How have molecular beacons revolutionized diagnostics?

Molecular beacons are added to the solutions in which clinical assays are carried out, and the reaction tubes are sealed before amplification of the target occurs. The test tubes are never opened again. The only things that leave the test tube are the differently colored fluorescent signals that indicate which target molecules are present and, by virtue of the time it takes to generate those signals, the results indicate how abundant were the different targets in the original sample. Because the test tubes remain sealed, the amplified targets cannot escape to contaminate samples that have not yet been tested.

Tell us about some clinical tests that currently employ molecular beacons technology.

This technology is being used throughout Europe and is the principle HIV-1 test used in China, Africa and other countries in the developing world. It is also used, from a sputum sample, to determine if a person is infected with tuberculosis and whether the bacteria are antibiotic-resistant or can be treated. The test also prevents thousands of infant deaths from meningitis and determines whether pregnant women might be infected with bacteria that can cause blindness, deafness and death in newborns.

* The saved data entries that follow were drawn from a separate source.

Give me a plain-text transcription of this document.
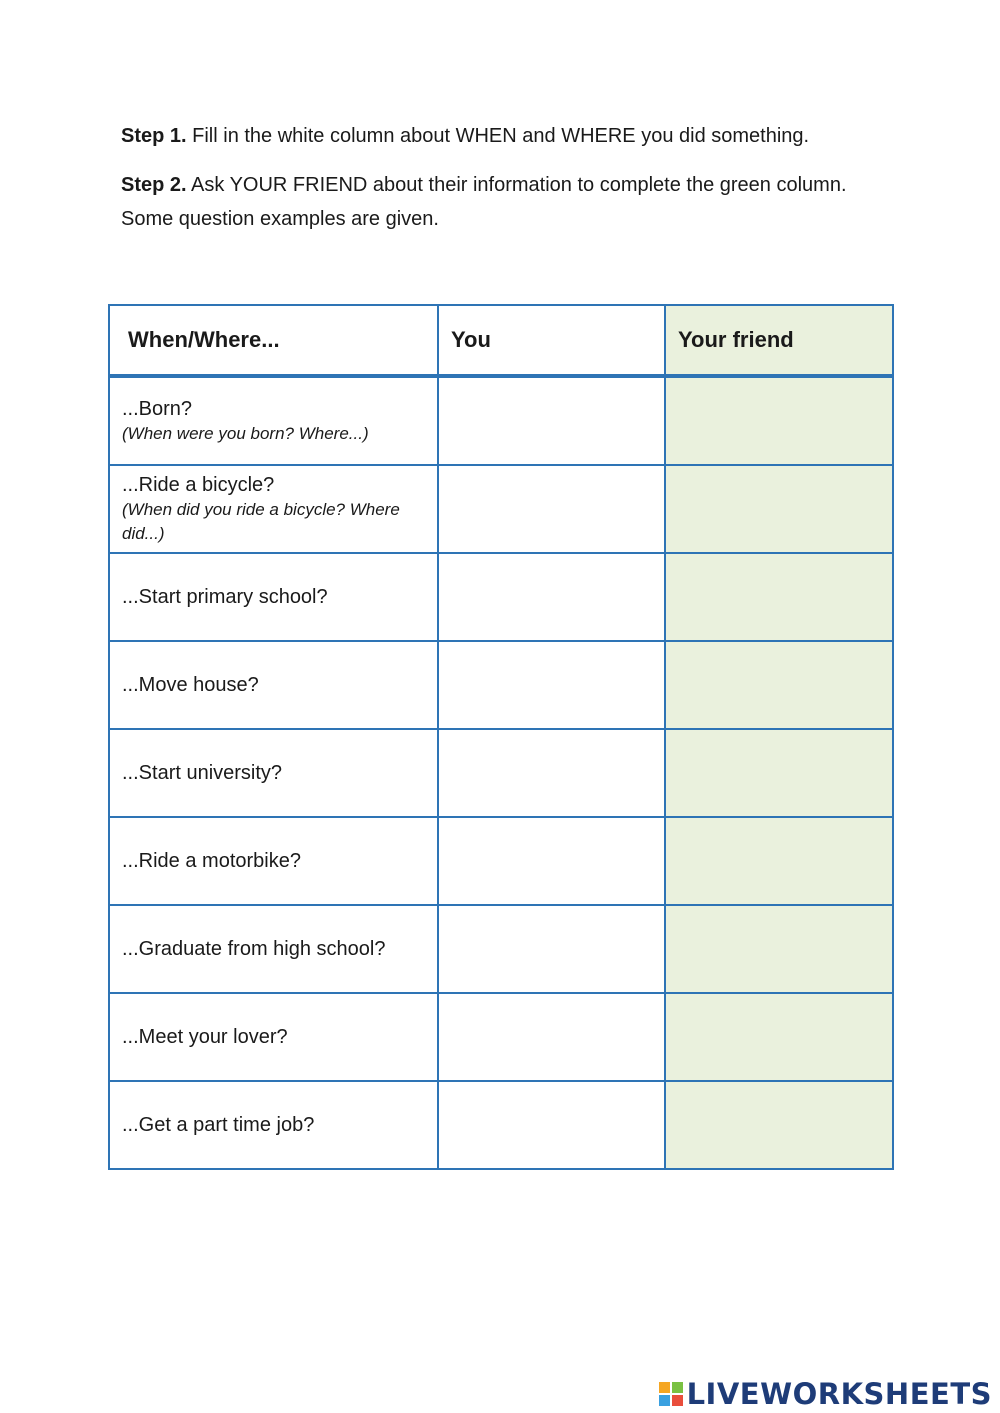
Step 1. Fill in the white column about WHEN and WHERE you did something.
Step 2. Ask YOUR FRIEND about their information to complete the green column. Some question examples are given.
When/Where...	You	Your friend

...Born?
(When were you born? Where...)		

...Ride a bicycle?
(When did you ride a bicycle? Where did...)		

...Start primary school?		

...Move house?		

...Start university?		

...Ride a motorbike?		

...Graduate from high school?		

...Meet your lover?		

...Get a part time job?		

LIVEWORKSHEETS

What is new in your laboratory?

We have been developing rapid, low-cost, gene amplification assays that selectively target mutant DNA fragments routine blood samples that arise from cancer cells that are not inherited, but that arise in cancer cells during a patient’s lifetime. This is rare, and has been hard to detect because the blood contains abundant DNA fragments from normal cells. Our laboratory has developed an extremely sensitive assay method that amplifies only the mutant DNA fragments and enables the selection of an effective targeted therapy that kills the cancer cells containing those mutations. Since these tests utilize routine noninvasive blood samples that can be taken frequently, the success of the targeted therapy can be followed, and the therapy can be changed in response to the occurrence of new mutations.